Antalya'nlın Gazipaşa ilçesine bağlı Göçük Mahallesi'nde geleneksel üzüm pekmezi yapımı başladı. Ailelerin imece usulüyle sürdürdüğü bu kültürel üretim, üzüm bağlarından başlayan uzun bir sürecin ürünü. Önce üzüm bağlarında olgunlaşan salkımlar özenle toplanıyor. Kovalarla evlere taşınan üzümler, mahallede 'şırakmana' olarak bilinen, beton zeminle kaplı küçük havuzlara boşaltılıyor. Burada çürüklerinden ayıklanan üzümler, daha sonra çizme giyilerek ayakla eziliyor. Ezme işlemiyle birlikte akan üzüm suyu, yani 'şıra', özel kanallardan süzülerek kazana aktarılıyor.

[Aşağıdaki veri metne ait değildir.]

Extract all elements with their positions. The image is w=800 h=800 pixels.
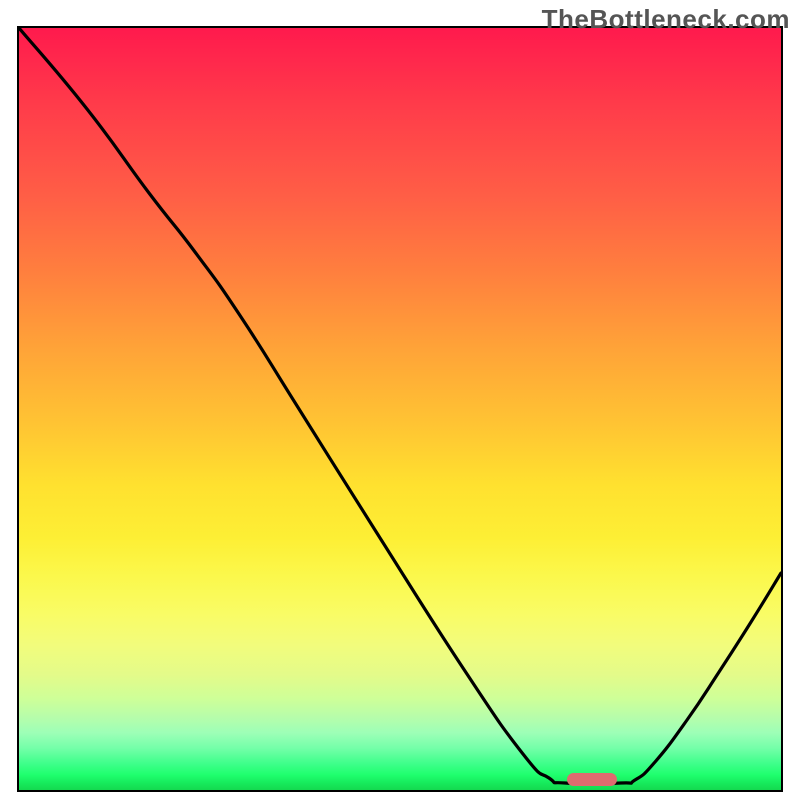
stage: TheBottleneck.com (0, 0, 800, 800)
watermark-text: TheBottleneck.com (542, 4, 790, 35)
optimum-marker (567, 773, 617, 786)
heatmap-gradient (19, 28, 781, 790)
plot-area (19, 28, 781, 790)
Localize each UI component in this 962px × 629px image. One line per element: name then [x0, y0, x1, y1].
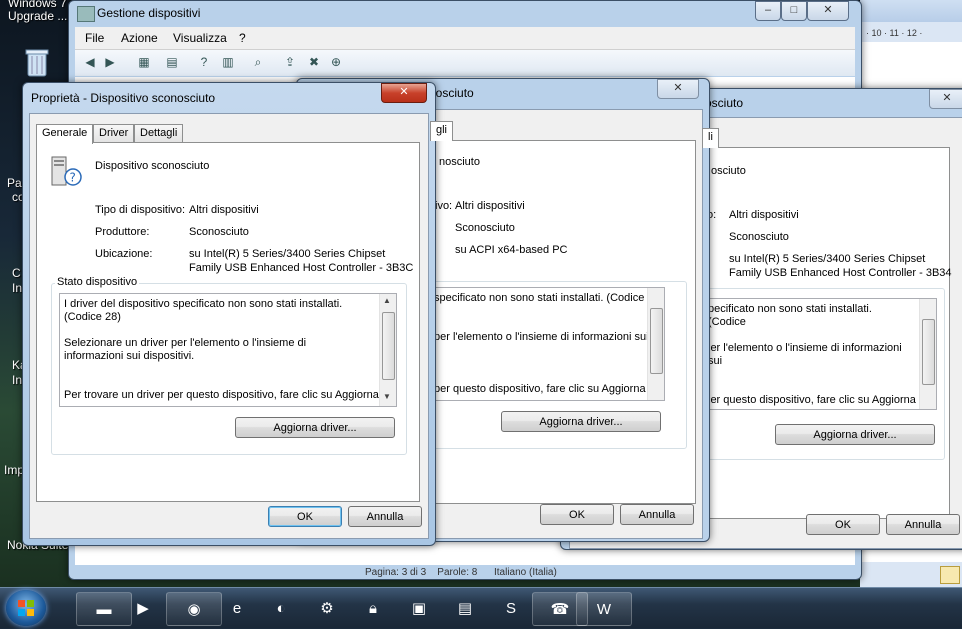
- status-textbox[interactable]: specificato non sono stati installati. (…: [431, 287, 665, 401]
- tab-dettagli[interactable]: gli: [430, 121, 454, 141]
- location-value: su Intel(R) 5 Series/3400 Series Chipset: [729, 253, 926, 265]
- update-driver-button[interactable]: Aggiorna driver...: [235, 417, 395, 438]
- dialog-title: osciuto: [705, 96, 744, 110]
- view-icon[interactable]: ▦: [135, 54, 153, 70]
- update-driver-button[interactable]: Aggiorna driver...: [775, 424, 935, 445]
- maximize-button[interactable]: □: [781, 1, 807, 21]
- minimize-button[interactable]: –: [755, 1, 781, 21]
- back-icon[interactable]: ◀: [81, 54, 99, 70]
- desktop-label[interactable]: Imp: [4, 463, 24, 477]
- status-text: Selezionare un driver per l'elemento o l…: [64, 337, 307, 362]
- device-manager-icon: [77, 6, 95, 22]
- status-textbox[interactable]: I driver del dispositivo specificato non…: [59, 293, 397, 407]
- location-value: su ACPI x64-based PC: [455, 244, 568, 256]
- tab-panel: ? Dispositivo sconosciuto Tipo di dispos…: [36, 142, 420, 502]
- menu-bar: File Azione Visualizza ?: [75, 27, 855, 50]
- location-value: Family USB Enhanced Host Controller - 3B…: [729, 267, 952, 279]
- uninstall-icon[interactable]: ⊕: [327, 54, 345, 70]
- desktop-label[interactable]: In: [12, 281, 22, 295]
- type-value: Altri dispositivi: [729, 209, 799, 221]
- scan-icon[interactable]: ⌕: [249, 54, 267, 70]
- scrollbar[interactable]: [647, 288, 664, 400]
- device-name: osciuto: [711, 165, 746, 177]
- svg-text:?: ?: [70, 171, 76, 185]
- scroll-thumb[interactable]: [382, 312, 395, 380]
- close-button[interactable]: ✕: [657, 79, 699, 99]
- device-type-label: Tipo di dispositivo:: [95, 204, 186, 216]
- device-type-value: Altri dispositivi: [189, 204, 259, 216]
- properties-dialog: Proprietà - Dispositivo sconosciuto ✕ Ge…: [22, 82, 436, 546]
- notes-icon[interactable]: [940, 566, 960, 584]
- desktop-label[interactable]: In: [12, 373, 22, 387]
- toolbar: ◀ ▶ ▦ ▤ ? ▥ ⌕ ⇪ ✖ ⊕: [75, 50, 855, 76]
- ok-button[interactable]: OK: [806, 514, 880, 535]
- menu-help[interactable]: ?: [239, 31, 246, 45]
- cancel-button[interactable]: Annulla: [886, 514, 960, 535]
- location-value: Family USB Enhanced Host Controller - 3B…: [189, 262, 414, 274]
- window-title: Gestione dispositivi: [97, 6, 201, 20]
- tab-dettagli[interactable]: li: [702, 128, 719, 148]
- desktop-label[interactable]: C: [12, 266, 21, 280]
- status-bar: Pagina: 3 di 3 Parole: 8 Italiano (Itali…: [365, 567, 655, 579]
- manufacturer-value: Sconosciuto: [455, 222, 515, 234]
- cancel-button[interactable]: Annulla: [620, 504, 694, 525]
- scrollbar[interactable]: [919, 299, 936, 409]
- type-label: ivo:: [435, 200, 453, 212]
- status-text: I driver del dispositivo specificato non…: [64, 298, 343, 323]
- unknown-device-icon: ?: [49, 155, 83, 189]
- status-page: Pagina: 3 di 3: [365, 567, 427, 578]
- menu-visualizza[interactable]: Visualizza: [173, 31, 227, 45]
- type-value: Altri dispositivi: [455, 200, 525, 212]
- manufacturer-value: Sconosciuto: [729, 231, 789, 243]
- location-value: su Intel(R) 5 Series/3400 Series Chipset: [189, 248, 386, 260]
- forward-icon[interactable]: ▶: [101, 54, 119, 70]
- help-icon[interactable]: ?: [195, 54, 213, 70]
- taskbar: ▬ ▶ ◉ e ◐ ⚙ 🔒︎ ▣ ▤ S ☎ W: [0, 587, 962, 628]
- media-player-icon[interactable]: ▶: [118, 592, 168, 624]
- close-button[interactable]: ✕: [381, 83, 427, 103]
- status-scrollbar[interactable]: ▲ ▼: [379, 294, 396, 406]
- skype-icon[interactable]: S: [484, 592, 538, 624]
- tab-driver[interactable]: Driver: [93, 124, 135, 142]
- status-textbox[interactable]: pecificato non sono stati installati. (C…: [703, 298, 937, 410]
- close-button[interactable]: ✕: [807, 1, 849, 21]
- status-language: Italiano (Italia): [494, 567, 557, 578]
- update-driver-icon[interactable]: ⇪: [281, 54, 299, 70]
- start-button[interactable]: [6, 590, 46, 626]
- disable-device-icon[interactable]: ✖: [305, 54, 323, 70]
- ruler: · 10 · 11 · 12 ·: [866, 28, 923, 38]
- status-text: Per trovare un driver per questo disposi…: [64, 389, 379, 401]
- menu-file[interactable]: File: [85, 31, 104, 45]
- status-words: Parole: 8: [437, 567, 478, 578]
- recycle-bin-icon[interactable]: [22, 46, 52, 78]
- device-name: Dispositivo sconosciuto: [95, 160, 210, 172]
- device-status-title: Stato dispositivo: [55, 276, 140, 288]
- tab-dettagli[interactable]: Dettagli: [134, 124, 184, 142]
- panel-icon[interactable]: ▥: [219, 54, 237, 70]
- menu-azione[interactable]: Azione: [121, 31, 158, 45]
- dialog-title: Proprietà - Dispositivo sconosciuto: [31, 91, 216, 105]
- cancel-button[interactable]: Annulla: [348, 506, 422, 527]
- update-driver-button[interactable]: Aggiorna driver...: [501, 411, 661, 432]
- manufacturer-value: Sconosciuto: [189, 226, 249, 238]
- desktop-label[interactable]: Upgrade ...: [8, 9, 67, 23]
- device-name: nosciuto: [439, 156, 480, 168]
- scroll-down-icon[interactable]: ▼: [383, 392, 391, 401]
- ok-button[interactable]: OK: [268, 506, 342, 527]
- tab-generale[interactable]: Generale: [36, 124, 94, 144]
- close-button[interactable]: ✕: [929, 89, 962, 109]
- scroll-up-icon[interactable]: ▲: [383, 296, 391, 305]
- ok-button[interactable]: OK: [540, 504, 614, 525]
- word-icon[interactable]: W: [576, 592, 632, 626]
- manufacturer-label: Produttore:: [95, 226, 150, 238]
- properties-icon[interactable]: ▤: [163, 54, 181, 70]
- location-label: Ubicazione:: [95, 248, 153, 260]
- desktop-label[interactable]: Pa: [7, 176, 22, 190]
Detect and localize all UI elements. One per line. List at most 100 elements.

SAATLERCE ODUN KÖZÜNDE KAYNATILIYOR

Kazanda toplanan üzüm şırasına birer avuç odun külü ekleniyor. Bu işlem, şıranın berraklaşmasını sağlarken kaynama sürecini de destekliyor. Yavaş yavaş kaynamaya başlayan karışımın üzerinde oluşan siyah köpükler sürekli alınarak saflaştırma sağlanıyor. İlk kaynatmanın ardından şıra, birkaç saat dinlenmeye bırakılıyor. Dinlenme sürecinde tortular dibe çökerken, yüzeye çıkan berrak sıvı yeniden hortumla alınarak ikinci kez büyük tavada kaynatılıyor. Bu son aşamada şıranın koyuluğu, rengi ve kıvamı sık sık kontrol ediliyor. Olgunlaşan pekmez, soğutularak cam veya plastik kaplara dolduruluyor. Bir süre dinlendirildikten sonra tüketilmeye hazır hale geliyor.

GELENEKSEL PEKMEZ MESAİSİ BAŞLADI

Göçük Mahallesi sakini Ahmet Kaplan, bu süreci yıllardır aynı şekilde sürdürdüklerini belirterek, "Çocuklarımızı topladık, kovalarımızı, paketlerimizi getirdik. Üzümlerimizi toplamaya başladık. Betondan bir yer yaparız, burada şırakmana deriz. Onun içine dökeriz, çürüğünü ayıklarız. Ondan sonra ayaklarımıza birer çizme giyer, dep ederiz, tepmenin gözünü. Şıra akmaya başlar. Üzümün içinde şıra bitinceye kadar teperiz. Sonra onu bir kazana koyarız. Kazana bir avuç kül atarız. Kül attıktan sonra onu ocakta kaynatırız. Siyah bir köpük gelir üstüne. Tam biraz kaynar, kaynadıktan sonra indiririz. İndirdikten sonra o çöküme alınır. Orada iki üç saat var. İstersen bir akşam, istersen akşamla indir, sabahla. Çökümü al. Oradan, o çöktü müydü ya, içine bir hortum atarız. Şıra temizce gelir. Şıra geldi miydi, onu getiririz" dedi.

EŞE DOSTA DAĞITILIYOR

Zorlu emeğin ardından üzüm şıralarının 3 saat kaynatıldığını söyleyen Kaplan, "Tavamıza döker, başlarız ateşlemeye. Ateşleriz. Kayna babam, kayna babam, iki üç saat kaynar. Kaynadıktan sonra pekmezin rengine bakarız. Cıvıklığına, katılaşmasına, koyulaşmasına, onlara bakarız. Olmuşsa onu indiririz. Tam manasıyla kaynattığımız pekmezleri temiz bir kaba koyarız. Pekmezimizi bir yerde 15 gün bekletiriz. Ondan sonra yüzünden alırsın fıçılara katarsın, eşine dostuma verirsin, yersin, içersin, böylece işimizi bitiririz" ifadelerini kullandı.

BABA OCAĞINDA PEKMEZ YAPIMI

Kaplan'ın kızı Elmas Bayrakçı da aile üretimine katkı vermek üzere baba ocağına döndüğünü söyledi. Bayrakçı, "Bugün pekmez kaynatıyorum baba ocağında. Önce üzümleri makasla topluyoruz. Sonra şırakmanaya döküyoruz, çiğniyoruz. Kazana süzülen şıraları alıp kül ekliyoruz. Dinlendirdikten sonra tavalarda kaynatıyor ve pekmez haline getiriyoruz" şeklinde konuştu.